Evénements de Kasserine : Inertie politique et fiasco médiatique

Evénements de Kasserine : Inertie politique et fiasco médiatique

 

Au temps de la globalisation, des médias alternatifs et de l’instantanéité, l’émotion et la réactivité face aux événements devient l’instrument de  mesure de l’efficacité des dirigeants. On peut ne pas partager une telle assertion, mais c’est la réalité à l’aune de laquelle on juge les hommes politiques.

Après ce qui vient de se passer à Kasserine, suite tant de  l’opération terroriste qui a fait trois martyrs  à Jebel Semmama que du  tragique  accident à Khmouda où on déplore seize morts et plus de 80 blessés dont certains très grièvement, on doit reconnaitre que nos dirigeants n’ont pas été  à la hauteur. Les médias publics ont été tout aussi inertes et comme anesthésiés  face à cette actualité brulante.

Malaise populaire

Le retard mis par le chef du gouvernement à réagir, sa visite nocturne à Kasserine, la mauvaise impression laissée par la ministre de la Santé qui semblait  de corvée à l’hôpital de la ville totalement dépassé, tout cela a suscité un malaise dans la population tunisienne qui était elle traumatisée par cet accident dramatique.

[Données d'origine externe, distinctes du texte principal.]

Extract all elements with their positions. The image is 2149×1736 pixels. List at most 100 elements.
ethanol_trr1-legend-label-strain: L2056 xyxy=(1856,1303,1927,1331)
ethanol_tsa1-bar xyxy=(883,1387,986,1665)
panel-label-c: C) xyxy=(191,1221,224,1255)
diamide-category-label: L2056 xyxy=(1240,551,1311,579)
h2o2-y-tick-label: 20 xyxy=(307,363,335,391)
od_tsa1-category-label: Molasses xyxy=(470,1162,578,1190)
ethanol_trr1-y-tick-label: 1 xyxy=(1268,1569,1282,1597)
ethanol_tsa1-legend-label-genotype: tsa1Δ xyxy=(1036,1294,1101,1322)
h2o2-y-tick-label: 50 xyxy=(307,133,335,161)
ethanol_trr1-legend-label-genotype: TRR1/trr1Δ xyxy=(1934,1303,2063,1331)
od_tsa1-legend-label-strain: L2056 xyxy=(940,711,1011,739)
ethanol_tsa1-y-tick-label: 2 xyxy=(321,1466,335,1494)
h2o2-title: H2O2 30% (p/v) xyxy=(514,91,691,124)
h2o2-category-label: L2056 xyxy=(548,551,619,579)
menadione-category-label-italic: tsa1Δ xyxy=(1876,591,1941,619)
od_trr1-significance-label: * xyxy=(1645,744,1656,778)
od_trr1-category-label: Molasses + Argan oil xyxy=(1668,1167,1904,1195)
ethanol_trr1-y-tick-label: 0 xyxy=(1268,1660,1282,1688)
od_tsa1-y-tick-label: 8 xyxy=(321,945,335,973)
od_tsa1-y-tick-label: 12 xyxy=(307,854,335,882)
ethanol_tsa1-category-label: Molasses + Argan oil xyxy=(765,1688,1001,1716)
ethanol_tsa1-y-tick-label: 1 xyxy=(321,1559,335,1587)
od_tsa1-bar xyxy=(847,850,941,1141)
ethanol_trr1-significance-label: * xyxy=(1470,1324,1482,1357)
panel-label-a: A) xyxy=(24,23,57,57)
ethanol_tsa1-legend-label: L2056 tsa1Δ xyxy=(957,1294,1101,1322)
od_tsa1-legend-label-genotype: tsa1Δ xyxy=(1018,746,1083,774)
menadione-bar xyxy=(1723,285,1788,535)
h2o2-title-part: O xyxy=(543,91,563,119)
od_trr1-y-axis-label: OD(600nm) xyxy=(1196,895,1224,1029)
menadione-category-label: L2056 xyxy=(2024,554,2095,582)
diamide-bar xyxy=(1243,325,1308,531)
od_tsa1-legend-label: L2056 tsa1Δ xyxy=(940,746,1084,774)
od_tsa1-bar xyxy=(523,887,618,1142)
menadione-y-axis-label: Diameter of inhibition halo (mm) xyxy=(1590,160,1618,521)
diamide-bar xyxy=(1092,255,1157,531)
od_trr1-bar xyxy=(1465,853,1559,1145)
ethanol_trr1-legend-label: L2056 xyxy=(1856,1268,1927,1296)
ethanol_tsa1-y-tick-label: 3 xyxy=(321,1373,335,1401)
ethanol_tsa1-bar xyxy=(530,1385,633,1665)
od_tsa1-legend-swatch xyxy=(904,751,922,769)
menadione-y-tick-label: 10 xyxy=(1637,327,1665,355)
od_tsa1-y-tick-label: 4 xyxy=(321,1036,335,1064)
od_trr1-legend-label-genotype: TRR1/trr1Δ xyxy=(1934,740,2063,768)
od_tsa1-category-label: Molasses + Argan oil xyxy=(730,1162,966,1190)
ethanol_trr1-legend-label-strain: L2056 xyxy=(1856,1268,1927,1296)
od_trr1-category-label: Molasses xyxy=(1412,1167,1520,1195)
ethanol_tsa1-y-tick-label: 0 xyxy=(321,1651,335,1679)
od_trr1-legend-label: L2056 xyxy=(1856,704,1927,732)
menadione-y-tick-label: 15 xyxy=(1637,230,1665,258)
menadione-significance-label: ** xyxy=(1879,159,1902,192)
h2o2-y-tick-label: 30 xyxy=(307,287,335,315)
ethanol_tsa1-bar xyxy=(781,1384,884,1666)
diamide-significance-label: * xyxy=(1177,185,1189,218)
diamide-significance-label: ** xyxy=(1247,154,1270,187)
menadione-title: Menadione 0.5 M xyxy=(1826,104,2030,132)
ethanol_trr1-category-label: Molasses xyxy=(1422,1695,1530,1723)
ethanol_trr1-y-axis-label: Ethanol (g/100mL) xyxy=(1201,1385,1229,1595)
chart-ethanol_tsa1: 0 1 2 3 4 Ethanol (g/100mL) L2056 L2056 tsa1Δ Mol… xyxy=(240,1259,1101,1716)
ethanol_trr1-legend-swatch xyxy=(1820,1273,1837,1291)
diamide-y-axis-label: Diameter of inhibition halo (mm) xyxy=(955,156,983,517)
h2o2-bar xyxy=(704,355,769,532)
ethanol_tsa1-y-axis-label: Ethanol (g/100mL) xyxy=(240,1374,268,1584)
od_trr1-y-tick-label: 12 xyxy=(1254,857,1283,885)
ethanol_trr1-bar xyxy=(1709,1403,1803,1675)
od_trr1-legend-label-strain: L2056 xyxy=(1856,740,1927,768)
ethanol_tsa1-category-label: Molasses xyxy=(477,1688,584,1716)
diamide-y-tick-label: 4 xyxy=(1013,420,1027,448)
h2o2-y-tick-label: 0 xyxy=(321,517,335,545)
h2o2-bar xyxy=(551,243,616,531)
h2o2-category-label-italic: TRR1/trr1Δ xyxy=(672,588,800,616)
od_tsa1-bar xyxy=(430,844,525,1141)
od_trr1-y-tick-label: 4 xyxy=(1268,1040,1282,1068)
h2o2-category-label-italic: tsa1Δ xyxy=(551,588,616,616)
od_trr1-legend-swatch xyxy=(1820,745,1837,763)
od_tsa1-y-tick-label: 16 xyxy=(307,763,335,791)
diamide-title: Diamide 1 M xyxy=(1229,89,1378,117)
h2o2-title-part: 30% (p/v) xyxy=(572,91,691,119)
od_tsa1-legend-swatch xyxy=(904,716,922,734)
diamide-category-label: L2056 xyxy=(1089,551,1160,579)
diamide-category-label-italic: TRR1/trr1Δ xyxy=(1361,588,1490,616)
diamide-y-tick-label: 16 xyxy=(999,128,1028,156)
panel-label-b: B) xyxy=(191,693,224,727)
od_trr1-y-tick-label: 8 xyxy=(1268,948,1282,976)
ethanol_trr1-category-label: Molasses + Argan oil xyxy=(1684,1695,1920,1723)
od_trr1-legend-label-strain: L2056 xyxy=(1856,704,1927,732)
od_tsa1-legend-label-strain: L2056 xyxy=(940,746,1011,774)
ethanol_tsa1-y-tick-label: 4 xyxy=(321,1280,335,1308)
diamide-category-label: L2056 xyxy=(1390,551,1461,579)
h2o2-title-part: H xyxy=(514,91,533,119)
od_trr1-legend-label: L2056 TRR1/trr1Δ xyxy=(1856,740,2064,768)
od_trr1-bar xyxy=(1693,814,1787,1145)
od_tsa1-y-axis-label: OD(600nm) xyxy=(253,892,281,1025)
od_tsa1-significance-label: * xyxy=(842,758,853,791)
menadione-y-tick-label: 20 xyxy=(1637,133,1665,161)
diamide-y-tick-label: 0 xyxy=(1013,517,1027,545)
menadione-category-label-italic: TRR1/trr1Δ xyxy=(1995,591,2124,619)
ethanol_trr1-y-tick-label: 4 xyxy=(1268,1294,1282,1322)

Alors qu’il y a un temps on décrétait un deuil national pour toute perte de vies humaines suite à  des actes terroristes, jusqu’à ce que  cet acte grave de sens devienne routinier et banalisé, on a décidé depuis un moment déjà qu’il n’est pas approprié de porter le deuil pour les martyrs de la nation. Mais hier avec un bilan aussi lourd le moins que puisse faire la république c’est de se mettre en deuil devant ses pertes humaines innocentes dont le seul tort est d’avoir été au mauvais moment et au mauvais endroit.

Les photos des ministres hilares au moment où  les nouvelles de l’accident ont commencé à affluer donnent l’impression que les Tunisies et leurs dirigeants sont dans deux mondes différents.

Sous d’autres cieux le conseil des ministres aurait été différé et le chef du gouvernement aurait fait illico le déplacement sur les lieux de l’accident avec les ministres concernés pour mettre en place les moyens nécessaires pour sauver ce qui peut être sauvé et montrer que les plus hautes autorités de l’Etat sont en symbiose avec leurs citoyens éprouvés.

Kasserine est un avant-poste pour la lutte antiterroriste. Cependant son hôpital régional demeure l’un des plus indigents du pays. Tous les chefs de gouvernement qui se sont succédé connaissent cette situation mais rien n’a été fait. Un hôpital de campagne militaire,  celui-ci ne pourrait-il  pas être mis en place rapidement en cas de catastrophe. Notre armée ne peut-elle pas sauver la face dans des situations aussi dramatiques. La question mérite d’être posée connaissant l’efficacité et l’esprit républicain de nos officiers supérieurs.

Il est impératif de déclarer la région de Kasserine « zone sinistrée » comme le réclame l’UGTT et tous les moyens doivent lui être octroyés à la mesure des besoins immenses qu’elle réclame. Dans le cadre de notre coopération avec l’Union Européenne nous pouvons demander une aide urgente en ce sens à un de nos partenaires de premier  comme l’Allemagne et elle ne manquera pas de venir à notre secours. D’autres pays comme le Japon ou la Chine peuvent être sollicités et répondront, on en est persuadé à l’appel.

Ces  rédactions qui échappent à toute autorité !

Quant aux médias publics leur absence de réactivité est symptomatique du désintérêt des pouvoirs publics aux médias. En l’absence de toute autorité sur le secteur de l’information au nom d’une crainte injustifiée de mise sous tutelle, les médias publics qui sont financés par l’argent du contribuable échappent à tout contrôle et à toute volonté d’impulsion quand bien même elle est dans l’intérêt du public. La présidence du gouvernement est trop occupée par d’autres questions pour qu’elle ait le temps de se préoccuper de ce secteur devenu orphelin. Ce qui est encore plus préoccupant c’est que les rédactions des médias publics échappent à l’autorité de leur patron au nom de  la liberté du laisser-faire, laisser-aller.

Les habitants de Kasserine et les sinistrés de Khmouda ont raison de se sentir délaissés et oubliés. C’est intolérable que la république soit rétive envers ses enfants quand ils ont le plus besoin de sa sollicitude et de son soutien.

Le baptême de feu de Youssef Chahed est la démonstration que le pouvoir n’est pas une sinécure. C’est dans la gestion des crises qu’on éprouve la capacité des hommes à être à la hauteur de leurs responsabilités. Espérons que les leçons apprises serviront pour le futur.